神須牟地神社 標石

 


江戸時代中頃の儒学者並河誠所(なみかわ せいしょ)の考証に基づき、所在不明の式内社に比定された神社のうち20社に設置された標石(ひょうせき)のひとつである。式内社は、「延喜式神名帳」(巻9・10)に記載された国家祭祀の対象神社であり、多くは古代国家の解体と所在が分からなくなっていった。

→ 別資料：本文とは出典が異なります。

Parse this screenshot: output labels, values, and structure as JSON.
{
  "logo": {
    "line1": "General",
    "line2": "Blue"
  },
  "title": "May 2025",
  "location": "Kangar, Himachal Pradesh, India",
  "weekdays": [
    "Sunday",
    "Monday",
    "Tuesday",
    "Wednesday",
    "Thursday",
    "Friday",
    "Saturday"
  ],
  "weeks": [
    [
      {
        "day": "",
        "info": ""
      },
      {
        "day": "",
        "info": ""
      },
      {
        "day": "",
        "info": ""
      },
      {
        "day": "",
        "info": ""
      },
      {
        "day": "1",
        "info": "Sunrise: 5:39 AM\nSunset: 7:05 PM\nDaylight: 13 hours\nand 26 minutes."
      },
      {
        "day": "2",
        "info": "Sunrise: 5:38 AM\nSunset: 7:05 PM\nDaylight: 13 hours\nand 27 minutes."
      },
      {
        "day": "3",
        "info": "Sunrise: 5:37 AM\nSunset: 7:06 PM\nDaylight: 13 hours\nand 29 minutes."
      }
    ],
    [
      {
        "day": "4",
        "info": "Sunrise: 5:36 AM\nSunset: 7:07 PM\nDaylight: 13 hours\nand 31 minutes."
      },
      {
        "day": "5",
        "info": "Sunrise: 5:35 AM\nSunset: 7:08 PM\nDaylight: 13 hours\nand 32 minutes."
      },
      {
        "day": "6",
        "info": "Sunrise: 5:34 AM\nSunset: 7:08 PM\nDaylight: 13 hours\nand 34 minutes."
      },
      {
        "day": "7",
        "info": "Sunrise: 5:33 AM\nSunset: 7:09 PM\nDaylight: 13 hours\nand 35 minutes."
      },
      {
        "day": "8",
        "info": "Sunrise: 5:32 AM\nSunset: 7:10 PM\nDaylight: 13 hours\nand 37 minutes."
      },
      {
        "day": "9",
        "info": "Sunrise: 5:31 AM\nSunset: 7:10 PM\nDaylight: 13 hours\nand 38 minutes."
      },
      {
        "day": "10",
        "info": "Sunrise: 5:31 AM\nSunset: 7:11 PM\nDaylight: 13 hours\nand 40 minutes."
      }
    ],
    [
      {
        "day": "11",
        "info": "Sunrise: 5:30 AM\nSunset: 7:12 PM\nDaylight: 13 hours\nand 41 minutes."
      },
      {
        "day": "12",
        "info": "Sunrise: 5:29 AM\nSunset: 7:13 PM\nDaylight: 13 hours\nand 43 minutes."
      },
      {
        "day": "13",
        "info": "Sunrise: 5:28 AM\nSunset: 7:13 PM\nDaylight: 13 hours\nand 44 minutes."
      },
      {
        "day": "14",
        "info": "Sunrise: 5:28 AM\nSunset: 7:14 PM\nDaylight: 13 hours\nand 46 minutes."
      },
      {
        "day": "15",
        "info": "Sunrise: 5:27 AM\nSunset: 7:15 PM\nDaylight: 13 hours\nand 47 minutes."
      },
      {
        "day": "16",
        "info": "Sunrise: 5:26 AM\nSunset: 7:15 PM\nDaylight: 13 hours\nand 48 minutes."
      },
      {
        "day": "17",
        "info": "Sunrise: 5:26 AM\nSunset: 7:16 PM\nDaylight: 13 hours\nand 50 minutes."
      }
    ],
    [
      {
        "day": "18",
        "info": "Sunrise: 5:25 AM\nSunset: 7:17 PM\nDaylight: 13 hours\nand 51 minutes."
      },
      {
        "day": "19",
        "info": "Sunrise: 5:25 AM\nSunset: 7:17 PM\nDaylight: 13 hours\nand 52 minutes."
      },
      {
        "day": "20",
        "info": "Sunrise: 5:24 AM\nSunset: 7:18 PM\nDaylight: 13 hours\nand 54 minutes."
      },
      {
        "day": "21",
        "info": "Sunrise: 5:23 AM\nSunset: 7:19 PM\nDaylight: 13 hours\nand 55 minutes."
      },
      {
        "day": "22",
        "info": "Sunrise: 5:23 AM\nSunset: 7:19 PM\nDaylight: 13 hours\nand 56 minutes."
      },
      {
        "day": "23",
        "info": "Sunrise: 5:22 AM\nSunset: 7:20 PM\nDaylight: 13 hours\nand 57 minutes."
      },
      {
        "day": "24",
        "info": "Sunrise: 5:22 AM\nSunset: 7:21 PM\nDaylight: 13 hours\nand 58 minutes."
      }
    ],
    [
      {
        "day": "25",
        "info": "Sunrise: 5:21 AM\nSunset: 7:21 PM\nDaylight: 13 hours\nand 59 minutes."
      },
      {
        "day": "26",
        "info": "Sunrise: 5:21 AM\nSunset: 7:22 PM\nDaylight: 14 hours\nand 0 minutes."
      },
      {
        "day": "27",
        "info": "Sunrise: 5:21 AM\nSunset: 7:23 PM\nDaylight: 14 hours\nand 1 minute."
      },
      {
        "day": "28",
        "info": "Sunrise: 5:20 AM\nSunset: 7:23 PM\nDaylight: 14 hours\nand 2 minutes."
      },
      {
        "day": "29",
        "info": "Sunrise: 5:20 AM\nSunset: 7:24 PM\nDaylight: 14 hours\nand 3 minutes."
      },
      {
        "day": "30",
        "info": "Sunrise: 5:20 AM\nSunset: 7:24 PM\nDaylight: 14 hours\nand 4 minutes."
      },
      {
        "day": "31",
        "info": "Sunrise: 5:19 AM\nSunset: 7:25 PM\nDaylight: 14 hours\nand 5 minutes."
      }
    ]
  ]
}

江戸時代にこれらの式内社を解明、顕彰しようとする気運が高揚した。並河誠所は享保14年(1729年)から享保20年(1735年)の6年間かけて『五畿内志(ごきないし)を編纂し、その過程で畿内の所在の紛れた全式内社を当時存在していた神社に比定し、それを顕彰しようとしたが、費用面から全社を対象とした顕彰は難しく、ひとまず摂津国内の20社に標石の建立し、顕彰を行った。建立は、元文元年(1736年)から翌年にかけ、徳川幕府の支持を受け、摂津国 東成郡 赤川村(現在の旭区赤川に当る)の庄屋で、誠所の指示を受けた弟子 久保重宜(くぼ しげたか)によって遂行された。この時建立された標石は全て現存し、うち4基が大阪市内にある。誠所の比定以前は三宮という別の社号で呼ばれていた。誠所の考証には、現在からみれば不十分な点も多く、必ずしも正しいとは限らないが、これらの標石は、近世における考証主義・尚古主義の進展を示す資料として重要である。